At this year’s Mini Maker Faire, the festival of artistic craftiness that celebrates the do-it-yourself spirit, a special printer is likely to garner a lot of attention. The event, which takes place at the Museum of Science & Tech on August 16 and 17, shines a light on the process behind the production of an object and explores the notion of access to manufacturing. So it’s only fitting that a strong contingent of makers is looking to learn about making three-dimensional products with a digital printer. Among those getting behind the technology are Alëna Iouguina and Anthony Dewar, industrial designers and founders of Ecotonos.

Three 3-D Things
Ecotonos produces a wide range of objects, from simple hand-held tools like guitar picks to more complex products that call for a longer design process.
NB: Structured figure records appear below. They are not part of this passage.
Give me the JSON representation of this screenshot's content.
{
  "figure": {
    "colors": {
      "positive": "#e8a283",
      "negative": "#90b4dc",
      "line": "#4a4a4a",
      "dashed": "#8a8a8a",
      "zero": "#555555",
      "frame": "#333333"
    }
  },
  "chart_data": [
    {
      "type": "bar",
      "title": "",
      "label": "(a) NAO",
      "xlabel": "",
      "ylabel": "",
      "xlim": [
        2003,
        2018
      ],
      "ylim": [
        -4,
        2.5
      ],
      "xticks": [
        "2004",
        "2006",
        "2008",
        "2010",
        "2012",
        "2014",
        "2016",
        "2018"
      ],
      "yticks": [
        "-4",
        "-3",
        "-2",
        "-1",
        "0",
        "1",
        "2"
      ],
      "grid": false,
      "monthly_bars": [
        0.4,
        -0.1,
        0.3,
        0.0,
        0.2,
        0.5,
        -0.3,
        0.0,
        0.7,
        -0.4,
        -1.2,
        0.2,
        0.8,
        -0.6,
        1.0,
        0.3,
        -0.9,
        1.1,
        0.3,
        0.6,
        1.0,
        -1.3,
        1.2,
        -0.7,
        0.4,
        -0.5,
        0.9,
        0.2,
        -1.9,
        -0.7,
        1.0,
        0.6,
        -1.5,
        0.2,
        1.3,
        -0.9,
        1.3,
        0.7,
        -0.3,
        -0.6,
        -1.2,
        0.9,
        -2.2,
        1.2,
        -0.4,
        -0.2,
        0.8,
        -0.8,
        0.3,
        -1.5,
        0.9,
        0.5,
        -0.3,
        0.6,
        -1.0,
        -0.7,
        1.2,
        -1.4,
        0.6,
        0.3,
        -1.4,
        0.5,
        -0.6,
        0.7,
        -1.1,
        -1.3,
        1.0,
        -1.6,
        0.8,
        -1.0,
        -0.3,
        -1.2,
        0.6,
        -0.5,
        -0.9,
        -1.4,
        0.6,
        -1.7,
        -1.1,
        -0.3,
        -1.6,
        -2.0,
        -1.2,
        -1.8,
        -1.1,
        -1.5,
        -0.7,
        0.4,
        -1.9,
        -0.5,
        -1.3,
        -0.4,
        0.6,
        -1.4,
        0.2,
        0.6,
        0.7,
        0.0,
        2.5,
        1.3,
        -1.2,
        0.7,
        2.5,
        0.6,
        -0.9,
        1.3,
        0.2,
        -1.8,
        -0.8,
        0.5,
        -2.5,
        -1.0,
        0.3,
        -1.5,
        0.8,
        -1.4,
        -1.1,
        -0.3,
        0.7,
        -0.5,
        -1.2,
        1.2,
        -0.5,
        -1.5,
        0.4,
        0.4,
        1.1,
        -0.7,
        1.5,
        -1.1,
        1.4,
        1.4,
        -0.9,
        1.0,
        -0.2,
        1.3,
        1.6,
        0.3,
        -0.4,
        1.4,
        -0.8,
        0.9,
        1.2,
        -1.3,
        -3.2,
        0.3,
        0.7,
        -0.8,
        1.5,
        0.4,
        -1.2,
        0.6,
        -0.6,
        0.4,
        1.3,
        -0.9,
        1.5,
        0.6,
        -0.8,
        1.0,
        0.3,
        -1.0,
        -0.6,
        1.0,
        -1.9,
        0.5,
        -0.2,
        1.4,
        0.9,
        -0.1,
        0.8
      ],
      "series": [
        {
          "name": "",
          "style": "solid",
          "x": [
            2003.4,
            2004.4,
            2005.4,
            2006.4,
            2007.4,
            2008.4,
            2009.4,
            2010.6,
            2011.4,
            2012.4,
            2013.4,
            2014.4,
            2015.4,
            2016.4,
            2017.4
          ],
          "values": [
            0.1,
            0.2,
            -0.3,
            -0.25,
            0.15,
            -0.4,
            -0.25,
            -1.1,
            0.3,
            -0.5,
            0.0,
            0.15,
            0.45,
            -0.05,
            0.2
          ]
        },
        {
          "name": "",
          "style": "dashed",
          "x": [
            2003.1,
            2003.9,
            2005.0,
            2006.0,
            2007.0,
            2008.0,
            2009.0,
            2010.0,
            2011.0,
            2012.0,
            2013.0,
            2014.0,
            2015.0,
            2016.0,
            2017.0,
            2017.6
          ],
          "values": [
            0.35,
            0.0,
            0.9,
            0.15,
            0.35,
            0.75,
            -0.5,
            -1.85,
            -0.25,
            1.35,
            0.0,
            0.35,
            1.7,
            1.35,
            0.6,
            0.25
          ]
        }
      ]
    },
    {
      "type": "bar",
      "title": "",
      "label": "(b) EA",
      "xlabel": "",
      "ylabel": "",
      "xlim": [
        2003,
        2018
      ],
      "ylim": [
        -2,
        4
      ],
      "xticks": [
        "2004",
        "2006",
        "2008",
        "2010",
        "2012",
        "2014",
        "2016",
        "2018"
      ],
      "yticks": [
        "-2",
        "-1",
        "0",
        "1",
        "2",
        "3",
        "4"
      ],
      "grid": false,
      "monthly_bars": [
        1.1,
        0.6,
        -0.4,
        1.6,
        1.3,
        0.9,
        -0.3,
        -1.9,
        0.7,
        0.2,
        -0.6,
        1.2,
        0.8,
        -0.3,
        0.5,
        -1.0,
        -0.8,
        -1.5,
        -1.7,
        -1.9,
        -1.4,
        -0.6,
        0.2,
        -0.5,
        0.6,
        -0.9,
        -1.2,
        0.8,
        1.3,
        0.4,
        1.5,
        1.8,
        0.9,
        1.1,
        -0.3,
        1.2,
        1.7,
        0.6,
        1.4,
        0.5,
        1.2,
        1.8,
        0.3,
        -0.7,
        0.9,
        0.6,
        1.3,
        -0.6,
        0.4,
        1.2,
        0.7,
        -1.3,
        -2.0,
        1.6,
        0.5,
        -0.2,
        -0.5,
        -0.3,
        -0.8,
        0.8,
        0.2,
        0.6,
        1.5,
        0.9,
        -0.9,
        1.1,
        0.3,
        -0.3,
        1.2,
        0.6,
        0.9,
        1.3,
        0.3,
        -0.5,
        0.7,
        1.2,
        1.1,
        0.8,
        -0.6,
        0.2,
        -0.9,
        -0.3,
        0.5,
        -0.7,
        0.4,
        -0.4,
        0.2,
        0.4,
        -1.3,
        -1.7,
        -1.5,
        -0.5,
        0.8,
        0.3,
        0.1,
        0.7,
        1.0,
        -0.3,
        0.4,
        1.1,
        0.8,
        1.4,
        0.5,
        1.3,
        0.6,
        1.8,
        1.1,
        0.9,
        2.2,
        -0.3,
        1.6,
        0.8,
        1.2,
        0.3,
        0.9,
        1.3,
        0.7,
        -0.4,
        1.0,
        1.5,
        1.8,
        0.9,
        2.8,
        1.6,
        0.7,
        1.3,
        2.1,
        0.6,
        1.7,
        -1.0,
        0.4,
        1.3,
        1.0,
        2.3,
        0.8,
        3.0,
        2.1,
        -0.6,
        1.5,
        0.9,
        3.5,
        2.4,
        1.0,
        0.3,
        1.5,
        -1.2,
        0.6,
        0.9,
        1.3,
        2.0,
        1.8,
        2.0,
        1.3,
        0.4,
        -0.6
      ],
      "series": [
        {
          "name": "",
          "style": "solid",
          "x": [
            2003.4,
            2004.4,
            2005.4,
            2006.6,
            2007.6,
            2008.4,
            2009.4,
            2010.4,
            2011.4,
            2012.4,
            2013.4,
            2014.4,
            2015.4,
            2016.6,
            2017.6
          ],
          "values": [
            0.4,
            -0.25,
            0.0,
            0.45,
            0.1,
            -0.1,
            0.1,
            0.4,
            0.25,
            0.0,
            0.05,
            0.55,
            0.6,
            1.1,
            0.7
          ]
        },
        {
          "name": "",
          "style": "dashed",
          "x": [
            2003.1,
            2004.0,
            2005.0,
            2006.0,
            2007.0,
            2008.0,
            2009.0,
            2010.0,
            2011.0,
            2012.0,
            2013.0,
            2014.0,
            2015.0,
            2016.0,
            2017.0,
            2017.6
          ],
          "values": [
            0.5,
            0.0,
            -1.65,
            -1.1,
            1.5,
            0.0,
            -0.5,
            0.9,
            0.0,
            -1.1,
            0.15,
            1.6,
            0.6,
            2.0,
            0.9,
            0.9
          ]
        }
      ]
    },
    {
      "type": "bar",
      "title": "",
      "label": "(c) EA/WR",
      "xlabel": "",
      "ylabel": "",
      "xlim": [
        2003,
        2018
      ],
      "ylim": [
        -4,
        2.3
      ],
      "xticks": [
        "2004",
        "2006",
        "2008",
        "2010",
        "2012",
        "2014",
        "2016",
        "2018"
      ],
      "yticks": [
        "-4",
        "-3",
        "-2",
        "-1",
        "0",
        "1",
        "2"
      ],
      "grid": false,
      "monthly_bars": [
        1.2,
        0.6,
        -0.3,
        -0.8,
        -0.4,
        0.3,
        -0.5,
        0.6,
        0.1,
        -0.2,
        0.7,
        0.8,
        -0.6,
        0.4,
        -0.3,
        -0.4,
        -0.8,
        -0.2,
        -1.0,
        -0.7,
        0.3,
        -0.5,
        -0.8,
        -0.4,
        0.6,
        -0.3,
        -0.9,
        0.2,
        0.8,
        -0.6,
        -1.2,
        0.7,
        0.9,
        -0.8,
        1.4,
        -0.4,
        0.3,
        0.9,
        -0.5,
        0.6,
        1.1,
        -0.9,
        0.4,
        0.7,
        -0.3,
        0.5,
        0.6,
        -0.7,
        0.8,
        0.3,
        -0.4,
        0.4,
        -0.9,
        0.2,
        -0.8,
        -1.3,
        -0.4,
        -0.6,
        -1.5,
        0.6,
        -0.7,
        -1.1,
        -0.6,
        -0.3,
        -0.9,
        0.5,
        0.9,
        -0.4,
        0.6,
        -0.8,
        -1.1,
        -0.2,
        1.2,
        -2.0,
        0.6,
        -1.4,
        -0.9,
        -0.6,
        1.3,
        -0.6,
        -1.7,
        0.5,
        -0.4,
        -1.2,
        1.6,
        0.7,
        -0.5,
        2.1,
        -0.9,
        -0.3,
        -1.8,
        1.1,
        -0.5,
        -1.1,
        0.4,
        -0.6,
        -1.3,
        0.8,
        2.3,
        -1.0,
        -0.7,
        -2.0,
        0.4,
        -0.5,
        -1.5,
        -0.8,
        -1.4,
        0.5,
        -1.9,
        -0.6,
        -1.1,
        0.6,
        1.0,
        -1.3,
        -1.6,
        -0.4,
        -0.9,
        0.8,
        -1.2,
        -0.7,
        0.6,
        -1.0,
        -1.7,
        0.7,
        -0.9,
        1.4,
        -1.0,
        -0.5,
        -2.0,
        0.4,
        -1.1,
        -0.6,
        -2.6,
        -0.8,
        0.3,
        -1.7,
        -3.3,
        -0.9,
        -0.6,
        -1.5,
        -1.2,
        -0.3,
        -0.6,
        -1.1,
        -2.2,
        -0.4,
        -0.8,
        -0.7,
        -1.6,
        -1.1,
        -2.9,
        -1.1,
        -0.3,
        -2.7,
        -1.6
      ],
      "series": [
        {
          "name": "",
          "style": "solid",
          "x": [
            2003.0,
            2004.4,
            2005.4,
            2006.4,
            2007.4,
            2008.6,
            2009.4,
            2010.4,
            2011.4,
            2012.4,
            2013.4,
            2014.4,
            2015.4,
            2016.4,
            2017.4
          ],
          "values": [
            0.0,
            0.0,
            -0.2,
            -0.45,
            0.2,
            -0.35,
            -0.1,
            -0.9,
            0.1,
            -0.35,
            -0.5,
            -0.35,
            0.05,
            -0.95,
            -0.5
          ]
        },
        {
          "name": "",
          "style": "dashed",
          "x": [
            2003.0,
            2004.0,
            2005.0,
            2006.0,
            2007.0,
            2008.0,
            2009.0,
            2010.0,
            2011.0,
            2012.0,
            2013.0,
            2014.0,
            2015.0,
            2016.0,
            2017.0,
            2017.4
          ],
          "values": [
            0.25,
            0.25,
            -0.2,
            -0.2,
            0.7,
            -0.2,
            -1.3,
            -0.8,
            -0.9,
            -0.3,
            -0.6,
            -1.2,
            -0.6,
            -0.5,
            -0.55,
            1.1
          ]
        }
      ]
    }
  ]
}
For example, Ecotonos will soon be selling beautiful earrings with custom-designed sterling silver hardware, all made using their 3-D printer. Their technological prowess, though, is fully revealed in the environmentally progressive Smart bike generator, which Ecotonos presented at last year’s Maker Faire.

A Design for Life
While unique in structure, all Ecotonos products are conceived with the same fundamental vision in mind. It’s something Iouguina describes as “biologically informed design.” Combining the fields of bionics and biomimicry, their approach uses what we know about biology to address challenges in sustainable development. It’s about learning from nature, devising powerful designs, and using real materials that emulate ecosystems and processes to create things that have the potential to benefit future generations. “We decided to reimagine the way humans make,” Iouguina says.

Step by Step
Similar to any other artistic venture, it all starts with an idea. These ideas come from many sources, but many are derived from scientific research. One of their favourite sources of inspiration comes by way of so-called “business trips” that see the team hike along country trails to collect little snippets of natural life, from twigs to insect corpses. “Where one would see leaves, gravel, grasses, and rock, we learned to see a masterfully orchestrated mosaic of shapes, textures, and tone,” Iouguina says. After sketching it, next comes a series of prototypes — 3-D printed layer upon layer. Questions are asked and answered, developing dozens of iterations until finally the product is born and ready for the online store.

Beyond Biology
It has been heard through the grapevine that the future will see 3-D printers in every home, enabling the production of everyday items. But there are limitations, Dewar says, most notably maintenance of the machines and the potentially hazardous chemicals released during printing. As for Ecotonos, Iouguina says the team plans to evolve their process by integrating locally grown biopolymers and renewable energy sources into their products. In using these sustainable materials, they can begin to partner with local farms and renewable energy sectors, making the future of 3-D printing, and sustainable development as a whole, look brighter than ever.